Smith: The National Academy of Sciences (NAS) was “critical” of the draft National Climate Assessment. (He then sites multiple examples of this allegedly critical stance.)

Assessment: Judging from Smith’s assertions that anthropogenic climate change is not a dominant force today one may assume he’s suggesting the NAS is critical of some fundamental element of climate science as presented in the NCA. That isn’t the case. Climate change been a front-burner topic with the nation’s premier scientific body for years.

And here again NAS report authors restate the consensus view that:

While scientists continue to refine projections of the future, observations unequivocally show that climate is changing and that the warming of the past 50 years is primarily due to human-induced emissions of heat-trapping gases. These emissions come mainly from burning coal, oil, and gas, with additional contributions from forest clearing and some agricultural practices.

Of course, one would expect some points of correction and direction in any thorough scientific review — such is a huge part of the scientific process — and this one has them scattered across 90 pages. But to gauge the group’s overall disposition on the whole we don’t need to go that deep.

Consider the Executive Summary, which states:

Given the current state of the science and the scope of resources available, we believe the NCA did a reasonable job of fulfilling its charge overall. … As the nation continues to engage with the threats, opportunities, and surprises of climate change in its many manifestations, the 2013 NCA should prove to be a valuable resource, as a summary of the state of knowledge about climate change and its implications for the American people.

Sounds almost flattering.

Moving forward to the Introduction:

With a report as large and diverse as this one, the answers to these questions were naturally a complex mix of positive reactions for some parts of the report and less positive reactions for other parts. …
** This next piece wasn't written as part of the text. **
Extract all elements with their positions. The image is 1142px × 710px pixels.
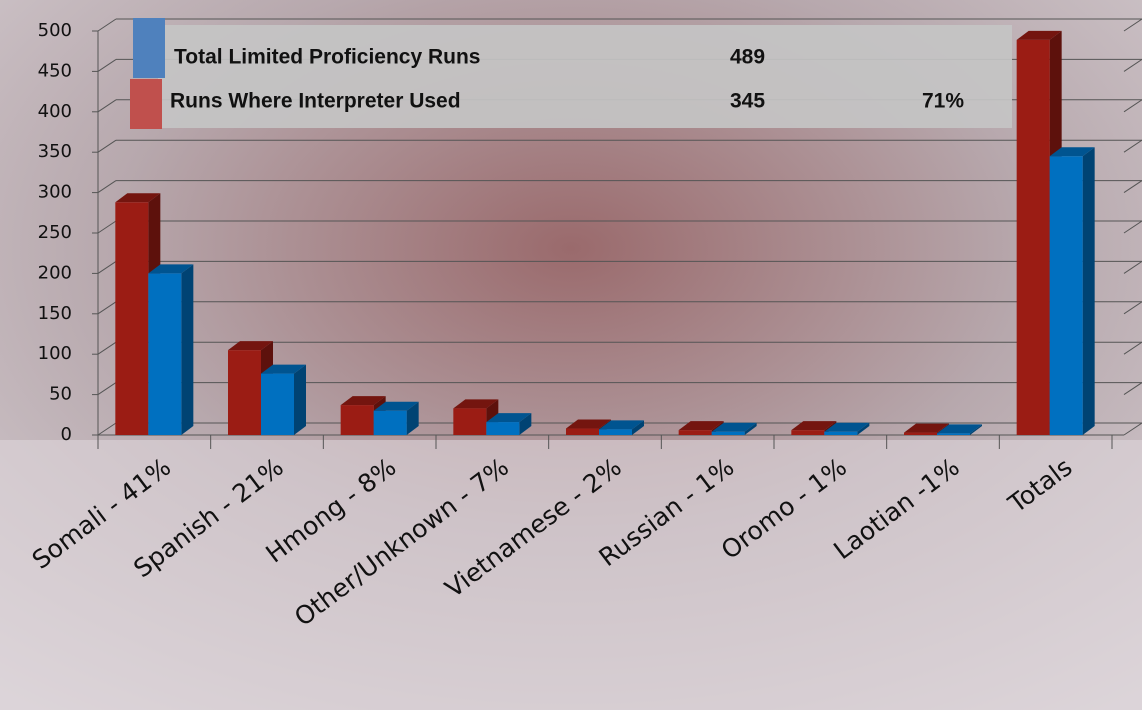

We wish to acknowledge the tremendous amount of work that has gone into the preparation of the NCA report, and likewise to acknowledge that this NCA has been a significantly more ambitious effort than previous National Climate Assessments, in terms of the scope of topics addressed and the breadth of outreach/engagement processes involved. We offer our congratulations to the NCA leadership and authoring teams for their accomplishments thus far, and our sincere hope that the suggestions offered herein will aid their efforts.

For what it’s worth, respected environmental reporter Seth Borenstein at the AP looked at Smith’s objections and dismissed them.

This assessment four years in the making is more than merely a “White House” report, as Smith calls it. It is the summation of a huge amount of research by more than 300 researchers working with a 60-member advisory committee with most of its 3,096 footnotes marking published peer-reviewed scientific research.

What actually becomes of the report in the face of still largely divided voting public remains to be seen. But one thing is clear: Today’s delay will be certainly measured in degrees.